The accompanying financial statements have been prepared assuming the Company
will continue as a going concern. The financial statements do not include any
adjustments that might result from the outcome of this uncertainty.
On April 20, 2012, the Company's Board of Directors authorized the issuance of a
total of 2,400,000 shares (1,200,000 shares each) of common stock to the
Company's Chief Executive Officer and the Company's President and Chairman of
the Board of Directors for prior services rendered.
On April 20, 2012, the Company's Board of Directors renewed the director
agreements with Michael Taylor and Andrew Millet and approved the issuance of a
total of 600,000 restricted shares of Company common stock (300,000 shares
each).
On April 26, 2012 the company's Board of Directors authorized the issuance of a
total of 600,000 shares of common stock to Chris Ogalga, a director of the
company for services received.
On April 26, 2012 the company's Board of Directors authorized the issuance of a
total of 1,200,000(600,000 each) of common stock to Michal Kosloski and Lucas
Nowalk, contractors and shareholders for services received.
On June 4, 2012, pursuant to employment agreements with its (1) President and
Chairman and (2) Chief Executive Officer, the Company became obligated to issue
a total of 500,000 common stock options exercisable at a 25% discount from the
common stock closing price on that date
Off Balance Sheet Arrangements
We have never entered into any off-balance sheet financing arrangements and have
never established any special purpose entities. We have not guaranteed any debt
or commitments of other entities or entered into any options on non-financial
assets.
Significant Accounting Policies
Our significant accounting policies are summarized in Note 3 of our financial
statements included in Item 1 of this Report.

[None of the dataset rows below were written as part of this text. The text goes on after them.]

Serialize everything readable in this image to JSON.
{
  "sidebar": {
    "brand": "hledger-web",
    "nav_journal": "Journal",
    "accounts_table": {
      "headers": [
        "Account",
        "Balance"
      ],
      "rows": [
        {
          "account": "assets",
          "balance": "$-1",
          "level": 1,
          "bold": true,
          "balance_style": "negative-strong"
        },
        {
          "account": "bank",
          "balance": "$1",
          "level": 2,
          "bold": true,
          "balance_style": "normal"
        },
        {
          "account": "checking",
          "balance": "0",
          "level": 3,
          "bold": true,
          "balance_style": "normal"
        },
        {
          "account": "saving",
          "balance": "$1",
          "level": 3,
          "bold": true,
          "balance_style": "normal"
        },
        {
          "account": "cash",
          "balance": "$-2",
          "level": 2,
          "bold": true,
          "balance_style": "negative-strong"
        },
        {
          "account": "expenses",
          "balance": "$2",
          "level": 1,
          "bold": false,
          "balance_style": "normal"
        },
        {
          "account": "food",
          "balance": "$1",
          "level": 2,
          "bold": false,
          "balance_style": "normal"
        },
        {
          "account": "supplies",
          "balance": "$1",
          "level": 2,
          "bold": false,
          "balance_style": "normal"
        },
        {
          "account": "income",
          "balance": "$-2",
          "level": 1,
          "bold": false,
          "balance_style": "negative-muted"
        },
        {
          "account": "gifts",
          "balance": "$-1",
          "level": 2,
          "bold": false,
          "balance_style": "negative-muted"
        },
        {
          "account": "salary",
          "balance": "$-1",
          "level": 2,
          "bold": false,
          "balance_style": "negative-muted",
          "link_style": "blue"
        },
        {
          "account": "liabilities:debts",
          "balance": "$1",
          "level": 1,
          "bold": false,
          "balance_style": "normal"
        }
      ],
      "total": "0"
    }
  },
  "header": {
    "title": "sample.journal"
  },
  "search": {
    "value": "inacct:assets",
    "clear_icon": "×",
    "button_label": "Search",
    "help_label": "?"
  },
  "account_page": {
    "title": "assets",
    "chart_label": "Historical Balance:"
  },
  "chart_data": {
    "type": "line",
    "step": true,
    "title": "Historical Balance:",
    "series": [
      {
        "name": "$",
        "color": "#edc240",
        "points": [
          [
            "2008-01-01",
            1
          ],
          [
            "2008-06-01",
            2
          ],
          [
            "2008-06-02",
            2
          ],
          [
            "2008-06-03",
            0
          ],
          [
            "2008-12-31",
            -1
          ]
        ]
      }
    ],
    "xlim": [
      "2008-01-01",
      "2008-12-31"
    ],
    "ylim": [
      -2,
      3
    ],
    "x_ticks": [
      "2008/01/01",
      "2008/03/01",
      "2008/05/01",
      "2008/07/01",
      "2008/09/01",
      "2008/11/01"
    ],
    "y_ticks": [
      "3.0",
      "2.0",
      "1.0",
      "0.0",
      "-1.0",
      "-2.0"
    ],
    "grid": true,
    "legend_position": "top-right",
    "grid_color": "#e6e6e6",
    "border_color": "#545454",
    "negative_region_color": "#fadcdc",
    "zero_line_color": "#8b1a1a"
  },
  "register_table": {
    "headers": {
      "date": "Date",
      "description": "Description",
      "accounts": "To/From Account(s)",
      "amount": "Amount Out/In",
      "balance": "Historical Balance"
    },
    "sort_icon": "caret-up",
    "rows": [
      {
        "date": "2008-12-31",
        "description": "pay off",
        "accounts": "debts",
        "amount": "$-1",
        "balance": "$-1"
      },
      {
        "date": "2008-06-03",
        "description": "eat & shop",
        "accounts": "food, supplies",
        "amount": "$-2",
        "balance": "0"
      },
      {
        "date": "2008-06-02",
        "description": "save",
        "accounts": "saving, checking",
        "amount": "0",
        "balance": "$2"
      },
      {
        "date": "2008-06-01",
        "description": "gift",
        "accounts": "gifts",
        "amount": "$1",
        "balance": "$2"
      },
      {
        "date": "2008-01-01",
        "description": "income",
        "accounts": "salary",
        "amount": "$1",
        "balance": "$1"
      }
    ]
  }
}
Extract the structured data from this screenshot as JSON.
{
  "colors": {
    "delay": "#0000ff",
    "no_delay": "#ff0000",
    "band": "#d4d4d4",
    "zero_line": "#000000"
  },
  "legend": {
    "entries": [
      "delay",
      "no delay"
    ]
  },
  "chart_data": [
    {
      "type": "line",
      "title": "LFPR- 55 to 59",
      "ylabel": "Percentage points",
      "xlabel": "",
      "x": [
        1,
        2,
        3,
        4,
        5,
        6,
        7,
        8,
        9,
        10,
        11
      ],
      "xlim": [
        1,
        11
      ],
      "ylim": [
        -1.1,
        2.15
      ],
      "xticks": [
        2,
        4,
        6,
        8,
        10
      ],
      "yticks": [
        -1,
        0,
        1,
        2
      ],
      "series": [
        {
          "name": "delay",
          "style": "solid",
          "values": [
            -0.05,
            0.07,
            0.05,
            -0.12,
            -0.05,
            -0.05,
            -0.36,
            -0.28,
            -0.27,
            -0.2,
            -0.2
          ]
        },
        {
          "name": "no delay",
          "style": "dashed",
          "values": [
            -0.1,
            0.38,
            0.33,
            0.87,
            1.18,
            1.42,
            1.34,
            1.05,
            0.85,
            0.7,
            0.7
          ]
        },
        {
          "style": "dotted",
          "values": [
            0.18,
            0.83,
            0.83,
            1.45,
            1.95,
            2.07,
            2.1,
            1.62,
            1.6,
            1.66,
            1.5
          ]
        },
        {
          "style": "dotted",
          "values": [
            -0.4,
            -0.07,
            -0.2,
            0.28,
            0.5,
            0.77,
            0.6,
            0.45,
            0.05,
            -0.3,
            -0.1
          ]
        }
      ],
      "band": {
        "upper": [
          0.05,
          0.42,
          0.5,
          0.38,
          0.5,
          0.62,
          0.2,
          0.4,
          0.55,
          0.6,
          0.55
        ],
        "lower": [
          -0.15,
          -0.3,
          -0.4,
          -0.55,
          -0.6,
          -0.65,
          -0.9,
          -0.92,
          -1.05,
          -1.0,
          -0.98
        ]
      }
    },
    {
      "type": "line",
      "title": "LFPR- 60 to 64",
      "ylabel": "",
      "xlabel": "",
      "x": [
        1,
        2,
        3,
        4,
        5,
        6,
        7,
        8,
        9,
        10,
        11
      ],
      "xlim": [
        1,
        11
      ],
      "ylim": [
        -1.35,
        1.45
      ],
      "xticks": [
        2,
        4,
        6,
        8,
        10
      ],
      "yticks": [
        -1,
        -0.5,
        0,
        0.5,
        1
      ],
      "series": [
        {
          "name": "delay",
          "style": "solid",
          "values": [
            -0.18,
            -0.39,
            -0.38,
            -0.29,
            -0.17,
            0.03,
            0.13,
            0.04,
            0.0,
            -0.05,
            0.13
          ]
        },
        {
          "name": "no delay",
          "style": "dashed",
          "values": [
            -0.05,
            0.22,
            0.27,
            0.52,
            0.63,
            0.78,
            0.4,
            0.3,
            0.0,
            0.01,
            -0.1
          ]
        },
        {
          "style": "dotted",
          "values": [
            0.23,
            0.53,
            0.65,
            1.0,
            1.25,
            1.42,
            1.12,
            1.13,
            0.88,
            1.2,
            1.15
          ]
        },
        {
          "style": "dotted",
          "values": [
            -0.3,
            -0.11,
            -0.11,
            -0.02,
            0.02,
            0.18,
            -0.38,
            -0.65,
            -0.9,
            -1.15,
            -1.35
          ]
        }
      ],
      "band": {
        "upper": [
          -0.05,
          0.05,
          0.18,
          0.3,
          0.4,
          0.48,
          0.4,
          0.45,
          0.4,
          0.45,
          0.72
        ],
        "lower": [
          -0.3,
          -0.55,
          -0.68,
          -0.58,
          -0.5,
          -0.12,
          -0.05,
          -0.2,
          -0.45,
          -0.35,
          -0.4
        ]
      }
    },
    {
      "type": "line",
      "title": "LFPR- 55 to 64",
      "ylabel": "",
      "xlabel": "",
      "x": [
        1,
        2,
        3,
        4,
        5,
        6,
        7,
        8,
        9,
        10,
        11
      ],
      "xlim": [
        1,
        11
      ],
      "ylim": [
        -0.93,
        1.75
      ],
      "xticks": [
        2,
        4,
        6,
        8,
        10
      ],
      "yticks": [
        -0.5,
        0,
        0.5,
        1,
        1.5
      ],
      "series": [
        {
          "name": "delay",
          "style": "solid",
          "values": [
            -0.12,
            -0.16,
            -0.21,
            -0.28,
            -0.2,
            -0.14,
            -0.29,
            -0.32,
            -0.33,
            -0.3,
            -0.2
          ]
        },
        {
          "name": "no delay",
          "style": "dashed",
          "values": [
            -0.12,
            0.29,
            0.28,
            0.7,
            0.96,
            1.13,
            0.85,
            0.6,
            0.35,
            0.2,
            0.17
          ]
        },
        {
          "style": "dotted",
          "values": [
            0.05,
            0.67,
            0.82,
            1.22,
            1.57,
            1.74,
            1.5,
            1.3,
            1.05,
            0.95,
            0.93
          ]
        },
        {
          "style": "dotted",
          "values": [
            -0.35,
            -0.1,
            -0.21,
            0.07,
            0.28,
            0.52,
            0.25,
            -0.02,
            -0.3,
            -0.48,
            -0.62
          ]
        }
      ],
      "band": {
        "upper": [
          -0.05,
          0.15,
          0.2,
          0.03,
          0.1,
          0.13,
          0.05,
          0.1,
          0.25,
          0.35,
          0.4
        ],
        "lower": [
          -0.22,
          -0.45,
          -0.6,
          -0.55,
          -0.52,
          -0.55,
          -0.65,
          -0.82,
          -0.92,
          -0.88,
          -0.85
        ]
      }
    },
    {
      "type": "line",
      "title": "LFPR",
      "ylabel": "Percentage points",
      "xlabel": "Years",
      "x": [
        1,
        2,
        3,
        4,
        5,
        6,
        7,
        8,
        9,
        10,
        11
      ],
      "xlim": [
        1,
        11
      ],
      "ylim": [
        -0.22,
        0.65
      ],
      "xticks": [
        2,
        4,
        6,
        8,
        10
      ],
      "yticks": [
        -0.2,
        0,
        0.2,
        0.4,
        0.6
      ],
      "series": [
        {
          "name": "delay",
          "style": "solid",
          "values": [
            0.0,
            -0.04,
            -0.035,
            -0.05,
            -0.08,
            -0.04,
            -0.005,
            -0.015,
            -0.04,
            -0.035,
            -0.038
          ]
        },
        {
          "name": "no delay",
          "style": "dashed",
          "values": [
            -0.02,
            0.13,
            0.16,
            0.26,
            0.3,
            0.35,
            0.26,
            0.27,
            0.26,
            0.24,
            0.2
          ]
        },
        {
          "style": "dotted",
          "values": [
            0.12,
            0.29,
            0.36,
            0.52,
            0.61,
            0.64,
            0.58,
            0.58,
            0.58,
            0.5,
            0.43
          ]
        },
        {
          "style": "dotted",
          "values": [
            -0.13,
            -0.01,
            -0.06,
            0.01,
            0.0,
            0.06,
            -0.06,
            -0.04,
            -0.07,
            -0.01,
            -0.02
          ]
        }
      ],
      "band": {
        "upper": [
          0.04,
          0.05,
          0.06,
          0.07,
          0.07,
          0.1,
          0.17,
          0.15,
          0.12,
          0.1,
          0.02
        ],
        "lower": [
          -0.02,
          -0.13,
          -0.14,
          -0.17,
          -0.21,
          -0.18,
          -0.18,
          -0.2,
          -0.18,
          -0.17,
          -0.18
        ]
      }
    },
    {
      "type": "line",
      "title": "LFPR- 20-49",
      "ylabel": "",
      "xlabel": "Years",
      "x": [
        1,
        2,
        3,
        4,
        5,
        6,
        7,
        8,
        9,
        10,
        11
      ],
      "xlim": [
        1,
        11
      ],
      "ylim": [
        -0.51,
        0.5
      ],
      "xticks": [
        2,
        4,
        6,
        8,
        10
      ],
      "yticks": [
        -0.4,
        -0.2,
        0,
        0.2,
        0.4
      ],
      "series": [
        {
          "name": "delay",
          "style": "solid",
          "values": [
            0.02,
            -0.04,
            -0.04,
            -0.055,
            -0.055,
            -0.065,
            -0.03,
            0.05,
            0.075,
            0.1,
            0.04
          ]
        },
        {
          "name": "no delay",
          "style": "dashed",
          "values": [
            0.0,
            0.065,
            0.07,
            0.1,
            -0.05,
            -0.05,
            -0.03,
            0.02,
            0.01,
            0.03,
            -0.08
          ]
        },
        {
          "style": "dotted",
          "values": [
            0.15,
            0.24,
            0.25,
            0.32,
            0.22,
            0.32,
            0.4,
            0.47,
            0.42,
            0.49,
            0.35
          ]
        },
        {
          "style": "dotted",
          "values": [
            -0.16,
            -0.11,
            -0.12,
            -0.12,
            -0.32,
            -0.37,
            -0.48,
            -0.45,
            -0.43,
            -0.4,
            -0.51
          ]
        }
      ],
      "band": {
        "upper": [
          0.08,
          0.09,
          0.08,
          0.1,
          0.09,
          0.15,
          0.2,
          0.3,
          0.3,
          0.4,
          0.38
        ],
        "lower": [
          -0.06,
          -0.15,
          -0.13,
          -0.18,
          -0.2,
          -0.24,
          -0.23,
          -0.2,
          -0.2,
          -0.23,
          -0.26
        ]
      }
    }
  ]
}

Policies determined to be critical are those policies that have the most
significant impact on our financial statements and require management to use a
greater degree of judgment and estimates. Actual results may differ from those
estimates. Our management believes that given current facts and circumstances,
it is unlikely that applying any other reasonable judgments or estimate
methodologies would have materially affected our results of operations,
financial position or liquidity for the periods presented in this report.